I recently made a post about the issue of having node_modules calculated in the project size folder found: Smarter storage functionality
The staff replied back quickly stating they already have plans in place to fix this issue, I believe I also have a solution after working around with nodejs for a few days.
Currently, each user is given a workstation to administrate various types of nodejs applications or web services, the project dependencies are downloaded from NPM on document change, similar to what you will find with “gulp” to always host an updated revision of the site.
I believe we can apply the same concept with the package management. I believe it can be achieved through “Lerna Hoisting” where packages that are declared are called from a singular distribution that multiple workstations can access for their own applications. Hoisting refeers to scooping the packages in the node_module folder to a superglobal position on the filesystem that other workstations can simply share them instead of downloading their own.
Lerna can reduce the time and space requirements for numerous copies of packages in development and build environments, by “hoisting” shared dependencies up to the topmost, Lerna-project-level node_modules directory instead.
Okay cool, so we got a concept down called hoisting that removes the need for workstations to host their own modules as each declaration is essentially symlinked to a globally accessible version on the network reducing storage costs. How do we make the workstations be better overall to support this?
They do go into detail about the purpose of the package, stating that "…making changes across many repositories is messy and difficult to track, and testing across repositories gets complicated really fast.
To solve these (and many other) problems, … Projects like Babel, React, Angular, Ember, Meteor, Jest, and many others develop all of their packages within a single repository.
Lerna is a tool that optimizes the workflow around managing multi-package repositories with git and npm.
Lerna can also reduce the time and space requirements for numerous copies of packages in development and build environments - normally a downside of dividing a project into many separate NPM package."
So Lema is basically a package manager that operates as a high-level proxy for NodeJS packages, this proxy operates as a cache allowing one package to be stored nearby and accessible to all removing the need for any future project to need a god damn node_modules folder…
Concluding, having our node applications run on Lema would reduce the overall project size allowing developers to spend more time on them, I believe if this concept can be extended further, if Glitch decide to try to the hoisting approaching and start centralizing packages away from personal projects, I believe the service can benefit from technology that is applied in magic_ws which is basically Lerna for which its a package manger and proxy services but while Lema was for low level language implimentation, magic workshops semver on the enviroments and containers that they are operated in.
One of the main features on magic-ws is hot-swappable modules with multi workstation linking allowing groups and and policies to be created.
I shall leave you with a paragraph of the magic-ws description which hopefully enlightens everyone from my point of view on the matter.

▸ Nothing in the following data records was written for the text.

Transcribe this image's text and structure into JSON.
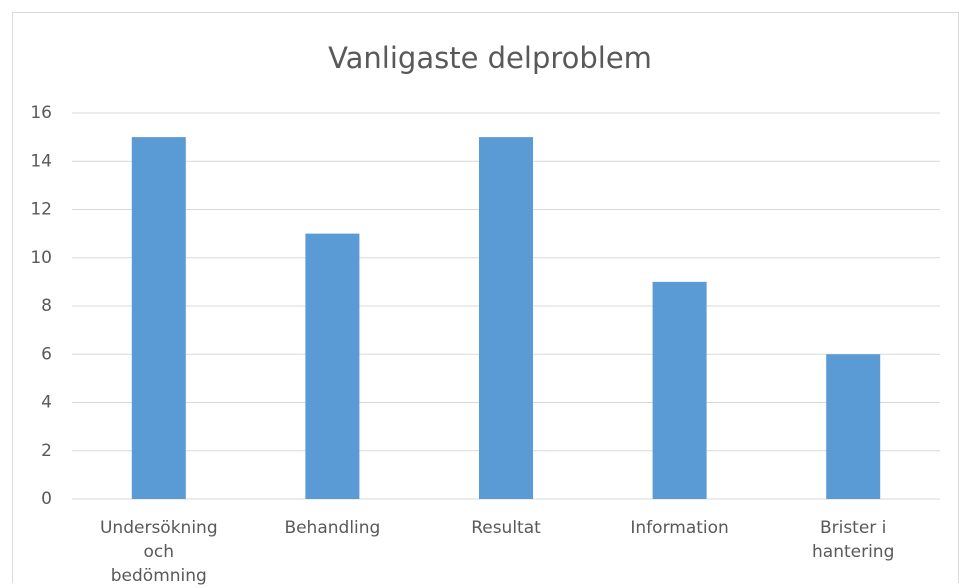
{
  "chart_data": {
    "type": "bar",
    "title": "Vanligaste delproblem",
    "categories": [
      "Undersökning och bedömning",
      "Behandling",
      "Resultat",
      "Information",
      "Brister i hantering"
    ],
    "values": [
      15,
      11,
      15,
      9,
      6
    ],
    "color": "#5b9bd5",
    "ylim": [
      0,
      16
    ],
    "yticks": [
      0,
      2,
      4,
      6,
      8,
      10,
      12,
      14,
      16
    ],
    "grid": true
  }
}
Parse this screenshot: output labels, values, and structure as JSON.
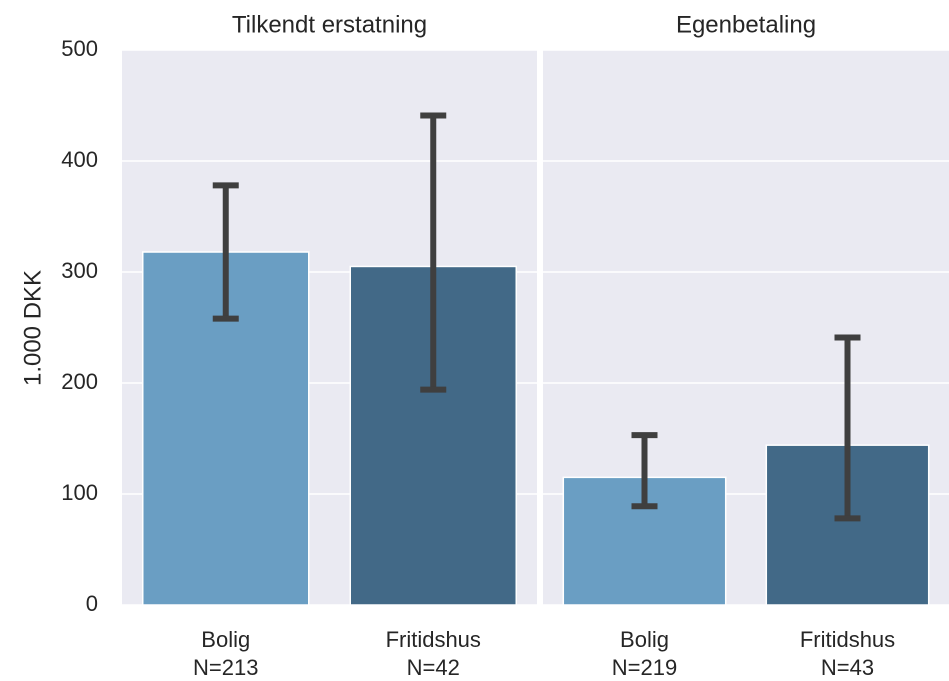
{
  "chart_data": {
    "type": "bar",
    "ylabel": "1.000 DKK",
    "ylim": [
      0,
      500
    ],
    "yticks": [
      "0",
      "100",
      "200",
      "300",
      "400",
      "500"
    ],
    "grid": true,
    "colors": {
      "Bolig": "#6a9ec3",
      "Fritidshus": "#426987",
      "errorbar": "#3f3f3f",
      "panel_background": "#eaeaf2"
    },
    "panels": [
      {
        "title": "Tilkendt erstatning",
        "categories": [
          {
            "label": "Bolig",
            "n": "N=213",
            "value": 318,
            "ci": [
              258,
              378
            ]
          },
          {
            "label": "Fritidshus",
            "n": "N=42",
            "value": 305,
            "ci": [
              194,
              441
            ]
          }
        ]
      },
      {
        "title": "Egenbetaling",
        "categories": [
          {
            "label": "Bolig",
            "n": "N=219",
            "value": 115,
            "ci": [
              89,
              153
            ]
          },
          {
            "label": "Fritidshus",
            "n": "N=43",
            "value": 144,
            "ci": [
              78,
              241
            ]
          }
        ]
      }
    ]
  }
}
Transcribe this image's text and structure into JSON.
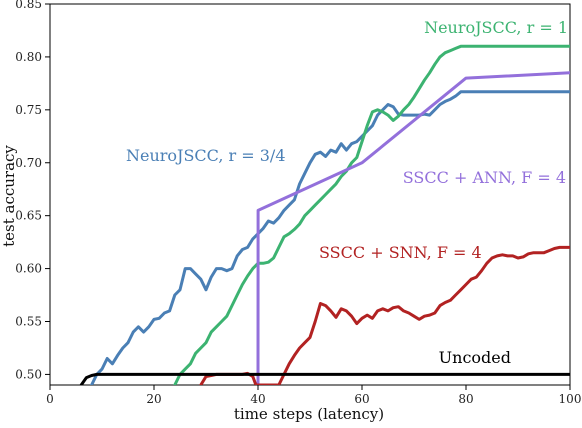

"Magic Workspaces form a Virtual Environment
magic-ws is very robust since it forms something akin to a virtual environment where these hot-swaps happen. This means you can run any script that eventually calls into node and the swapping will still work (that’s why the npm example above worked). Additionally, if the node process execs, spawns, or forks, those too will keep the hot-swaps. Again, all this happens without actually mutating your code, so you could for example run your code’s test suite normally and with magic-ws in parallel."